Ben non. Désolée, Zaza mais au contraire, il y a beaucoup à voir. Déjà, ça serait sympa de nous dire combien exactement de ces immondes lettres ont été envoyées et comment les malheureux qui les ont reçues ont été choisis. Mais surtout, j’ai du mal (et je ne suis pas la seule) à comprendre une telle erreur. Parce que bon, on parle du ministère de l’intérieur, pas d’un fish and chips miteux qui s’est planté en imprimant un dépliant publicitaire. Je sais bien qu’en ce moment, ton administration, c’est un bordel pas possible, mais ça m’étonnerait que ce soit le petit neveu de la femme de ménage ou le gardien du parking un soir de beuverie qui ait tout seul sans rien dire à personne écrit et envoyé cette lettre officielle, comme ça en catimini. Tu es sûre qu’il n’y a pas eu plusieurs fonctionnaires au courant? Que ça n’a été approuvé par personne? Même pas celui qui l’a signée manuellement? En plus ma pauvre Zaza, on ne peut pas dire non plus que l’erreur vienne du fait que cette lettre a été envoyée à des européens. J’imagine bien qu’il y a une lettre standard pour les expulsions d’étranger en situation irrégulière mais là, ça a été écrit exprès pour les européens ici légalement. Les traités européens y sont même rappelés pour justifier une décision qui y est contraire. C’est original. Non, franchement, la seule erreur possible, ce n’est pas l’existence  de ce courrier, mais son envoi. C’est d’ailleurs ce que tu as dit. Tu t’es vaguement excusé pour l’envoi de la lettre. Pas plus. 

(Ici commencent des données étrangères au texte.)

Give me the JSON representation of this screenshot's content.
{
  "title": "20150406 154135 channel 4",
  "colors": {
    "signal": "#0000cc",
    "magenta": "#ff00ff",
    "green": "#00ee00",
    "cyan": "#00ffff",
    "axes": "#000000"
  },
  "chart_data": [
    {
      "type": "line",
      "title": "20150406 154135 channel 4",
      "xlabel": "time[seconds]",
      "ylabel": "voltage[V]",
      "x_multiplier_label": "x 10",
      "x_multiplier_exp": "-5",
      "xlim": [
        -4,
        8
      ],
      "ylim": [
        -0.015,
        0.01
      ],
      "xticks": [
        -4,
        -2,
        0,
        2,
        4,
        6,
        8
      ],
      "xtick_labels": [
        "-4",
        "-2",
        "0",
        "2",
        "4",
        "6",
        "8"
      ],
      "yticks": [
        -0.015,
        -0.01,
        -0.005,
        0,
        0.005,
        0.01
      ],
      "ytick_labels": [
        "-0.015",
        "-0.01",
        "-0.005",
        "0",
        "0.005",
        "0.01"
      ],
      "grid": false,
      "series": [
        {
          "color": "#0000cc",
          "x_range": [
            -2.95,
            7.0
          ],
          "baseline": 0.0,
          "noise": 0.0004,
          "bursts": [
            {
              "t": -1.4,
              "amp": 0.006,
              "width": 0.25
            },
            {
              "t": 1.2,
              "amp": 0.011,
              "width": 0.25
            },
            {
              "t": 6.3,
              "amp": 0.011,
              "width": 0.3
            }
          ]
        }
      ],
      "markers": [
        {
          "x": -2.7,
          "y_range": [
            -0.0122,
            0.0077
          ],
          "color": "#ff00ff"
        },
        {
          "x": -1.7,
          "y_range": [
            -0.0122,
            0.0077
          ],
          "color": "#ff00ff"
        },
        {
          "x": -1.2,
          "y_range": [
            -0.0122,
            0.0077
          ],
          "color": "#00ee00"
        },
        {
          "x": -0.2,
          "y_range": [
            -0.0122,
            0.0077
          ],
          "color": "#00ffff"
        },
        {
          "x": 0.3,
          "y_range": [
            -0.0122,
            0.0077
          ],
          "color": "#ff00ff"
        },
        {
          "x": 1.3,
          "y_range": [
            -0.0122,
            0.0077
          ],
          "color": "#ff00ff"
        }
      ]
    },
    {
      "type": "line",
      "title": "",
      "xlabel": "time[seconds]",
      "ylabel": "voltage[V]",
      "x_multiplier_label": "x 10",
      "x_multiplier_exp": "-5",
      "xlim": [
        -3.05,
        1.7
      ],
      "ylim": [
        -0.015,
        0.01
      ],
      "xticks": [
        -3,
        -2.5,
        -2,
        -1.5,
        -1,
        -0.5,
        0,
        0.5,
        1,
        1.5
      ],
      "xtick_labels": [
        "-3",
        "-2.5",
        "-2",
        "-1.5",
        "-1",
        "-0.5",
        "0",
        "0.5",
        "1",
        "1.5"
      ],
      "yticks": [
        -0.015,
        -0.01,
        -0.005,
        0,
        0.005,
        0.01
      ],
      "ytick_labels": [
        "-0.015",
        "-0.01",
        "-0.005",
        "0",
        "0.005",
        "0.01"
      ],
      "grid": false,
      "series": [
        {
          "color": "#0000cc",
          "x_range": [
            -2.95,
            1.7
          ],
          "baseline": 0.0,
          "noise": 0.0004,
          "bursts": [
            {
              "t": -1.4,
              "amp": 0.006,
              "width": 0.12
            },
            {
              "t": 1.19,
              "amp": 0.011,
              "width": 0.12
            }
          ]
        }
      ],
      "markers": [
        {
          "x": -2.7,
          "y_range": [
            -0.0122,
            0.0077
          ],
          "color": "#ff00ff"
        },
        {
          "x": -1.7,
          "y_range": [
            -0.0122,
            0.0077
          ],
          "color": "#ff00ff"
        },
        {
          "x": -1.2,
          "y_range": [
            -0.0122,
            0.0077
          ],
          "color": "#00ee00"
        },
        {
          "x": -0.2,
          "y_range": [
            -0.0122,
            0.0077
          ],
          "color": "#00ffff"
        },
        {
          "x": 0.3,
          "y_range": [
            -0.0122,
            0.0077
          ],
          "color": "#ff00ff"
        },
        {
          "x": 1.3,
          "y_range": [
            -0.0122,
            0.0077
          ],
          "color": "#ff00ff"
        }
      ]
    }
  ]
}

On a vraiment l’esprit mal tourné, nous les sales migrants européens. Ta lettre ne passe pas, chère Zaza malgré tes excuses. On se demande juste si elle ne préfigure pas notre avenir. Surtout quand tes députés se répandent en glapissements haineux en espérant déporter un tiers des européens. Mais ceux installés ici légalement n’ont rien à craindre bien sûr. Sauf que votre interprétation très personnelle de la loi qui consiste à ne pas en tenir compte nous inquiète justement beaucoup. Sauf que si même en étant salariée et mariée à un britannique ça ne suffit pas, on ne voit pas qui vous voulez garder. Je te laisse Zaza, je me sens mal. Très mal. Je n’arrive plus à respirer. Et je crois aussi que je vais préparer une valise d’urgence, juste comme ça, au cas où. Welcome to brexit Britain.